This is an essay.
It contains the advice or opinions of one or more Wikipedia contributors. This page is not an encyclopedia article, nor is it one of Wikipedia's policies or guidelines, as it has not been thoroughly vetted by the community. Some essays represent widespread norms; others only represent minority viewpoints.
Wikipedia's editorial model and the Wiki way support change and boldness in editing. However, it has been observed by some Wikipedians that there sometimes comes a point where new bad edits begin to outnumber new good ones. As total edits to an article approaches some number N, quality increases (along some unspecified function); from that point on, quality tends to level or even drop with further editing. Therefore, when an article has reached this quality plateau, further editing should be subjected to greater scrutiny. This is called defending article quality.
This phenomenon has been observed most often on featured articles. The reason for this is that featured articles are held to a fairly stringent set of quality criteria, and new contributions to FAs often fail to meet those criteria. Though any article can theoretically reach the quality plateau, the Wikipedia featured article process has been judged by outside sources to be fairly rigorous in picking out Wikipedia's highest-quality articles.
As such, featured articles should be the first place to start when defending article quality. We should look for bad edits on all articles, and use featured article status as a guiding light to where we should look; however, no one is advocating that edits to featured articles be reverted, or that featured articles be protected. This proposal will merely suggest guidelines for assertively patrolling featured articles and examining new edits with a critical eye.
Visibility and editing
Featured articles, due to their increased visibility, are greater targets for vandalism and something referred to as egotistical editing: when users make useless and/or arbitrary changes just to "make a mark" on the page and its history. Edits on featured articles that seem to have no reasoning behind them should be regarded extremely critically.
Make your case
Make the case for your edits when editing featured articles. Use edit summaries (or the talk page) to assertively explain why your edits help the article and why your version improves on the previous one. Of course, you should always use edit summaries to summarize your edit rationale, but on featured articles use them to outright argue for your version.

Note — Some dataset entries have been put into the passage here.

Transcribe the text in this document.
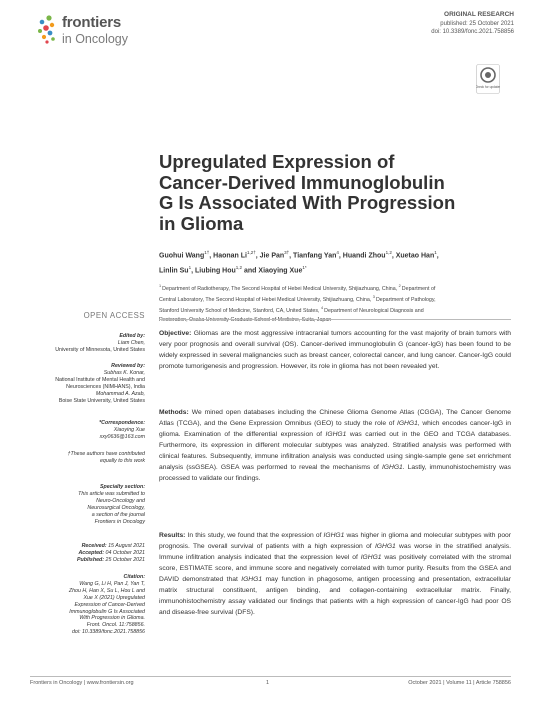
frontiers
in Oncology
ORIGINAL RESEARCH
published: 25 October 2021
doi: 10.3389/fonc.2021.758856
Check for updates
Upregulated Expression of
Cancer-Derived Immunoglobulin
G Is Associated With Progression
in Glioma
Guohui Wang$^{1\dagger}$, Haonan $Li^{1,2\dagger}$, Jie Pan$^{3\dagger}$, Tianfang Yan$^4$, Huandi Zhou$^{1,2}$, Xuetao Han$^1$,
Linlin Su$^1$, Liubing Hou$^{1,2}$ and Xiaoying Xue$^{1*}$
$^1$ Department of Radiotherapy, The Second Hospital of Hebei Medical University, Shijiazhuang, China, $^2$ Department of
Central Laboratory, The Second Hospital of Hebei Medical University, Shijiazhuang, China, $^3$ Department of Pathology,
Stanford University School of Medicine, Stanford, CA, United States, $^4$ Department of Neurological Diagnosis and
Restoration, Osaka University Graduate School of Medicine, Suita, Japan
OPEN ACCESS
Edited by:
Liam Chen,
University of Minnesota, United States
Reviewed by:
Subhas K. Konar,
National Institute of Mental Health and
Neurosciences (NIMHANS), India
Mohammad A. Azab,
Boise State University, United States
*Correspondence:
Xiaoying Xue
xxy0636@163.com
†These authors have contributed
equally to this work
Specialty section:
This article was submitted to
Neuro-Oncology and
Neurosurgical Oncology,
a section of the journal
Frontiers in Oncology
Received: 15 August 2021
Accepted: 04 October 2021
Published: 25 October 2021
Citation:
Wang G, Li H, Pan J, Yan T,
Zhou H, Han X, Su L, Hou L and
Xue X (2021) Upregulated
Expression of Cancer-Derived
Immunoglobulin G Is Associated
With Progression in Glioma.
Front. Oncol. 11:758856.
doi: 10.3389/fonc.2021.758856
Objective: Gliomas are the most aggressive intracranial tumors accounting for the vast majority of brain tumors with very poor prognosis and overall survival (OS). Cancer-derived immunoglobulin G (cancer-IgG) has been found to be widely expressed in several malignancies such as breast cancer, colorectal cancer, and lung cancer. Cancer-IgG could promote tumorigenesis and progression. However, its role in glioma has not been revealed yet.
Methods: We mined open databases including the Chinese Glioma Genome Atlas (CGGA), The Cancer Genome Atlas (TCGA), and the Gene Expression Omnibus (GEO) to study the role of IGHG1, which encodes cancer-IgG in glioma. Examination of the differential expression of IGHG1 was carried out in the GEO and TCGA databases. Furthermore, its expression in different molecular subtypes was analyzed. Stratified analysis was performed with clinical features. Subsequently, immune infiltration analysis was conducted using single-sample gene set enrichment analysis (ssGSEA). GSEA was performed to reveal the mechanisms of IGHG1. Lastly, immunohistochemistry was processed to validate our findings.
Results: In this study, we found that the expression of IGHG1 was higher in glioma and molecular subtypes with poor prognosis. The overall survival of patients with a high expression of IGHG1 was worse in the stratified analysis. Immune infiltration analysis indicated that the expression level of IGHG1 was positively correlated with the stromal score, ESTIMATE score, and immune score and negatively correlated with tumor purity. Results from the GSEA and DAVID demonstrated that IGHG1 may function in phagosome, antigen processing and presentation, extracellular matrix structural constituent, antigen binding, and collagen-containing extracellular matrix. Finally, immunohistochemistry assay validated our findings that patients with a high expression of cancer-IgG had poor OS and disease-free survival (DFS).
Frontiers in Oncology | www.frontiersin.org	1	October 2021 | Volume 11 | Article 758856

Possible solution: Featured article patrol
To combat this problem, a page (perhaps several, due to the large number of featured articles) entitled Wikipedia:Featured article patrol should be created. It should contain a list of featured articles, and users can list their names under featured articles to signify that they are patrolling those articles. Each featured article should have a number of trusted users listed under it.
Solution: Flagged revisions
As of 2008 (several years after this essay was originally written), revision flagging is implemented on the German Wikipedia and will likely see some form of implementation on other languages. This would be a valid solution to the problem, by allowing stable articles to have new changes screened in some fashion.
There are a variety of measures that can be taken proactively to help discourage edits that might cause an article's quality to deteriorate. These include using hidden text and edit notices, transcluding duplicate content, and avoiding relative time references like "recently".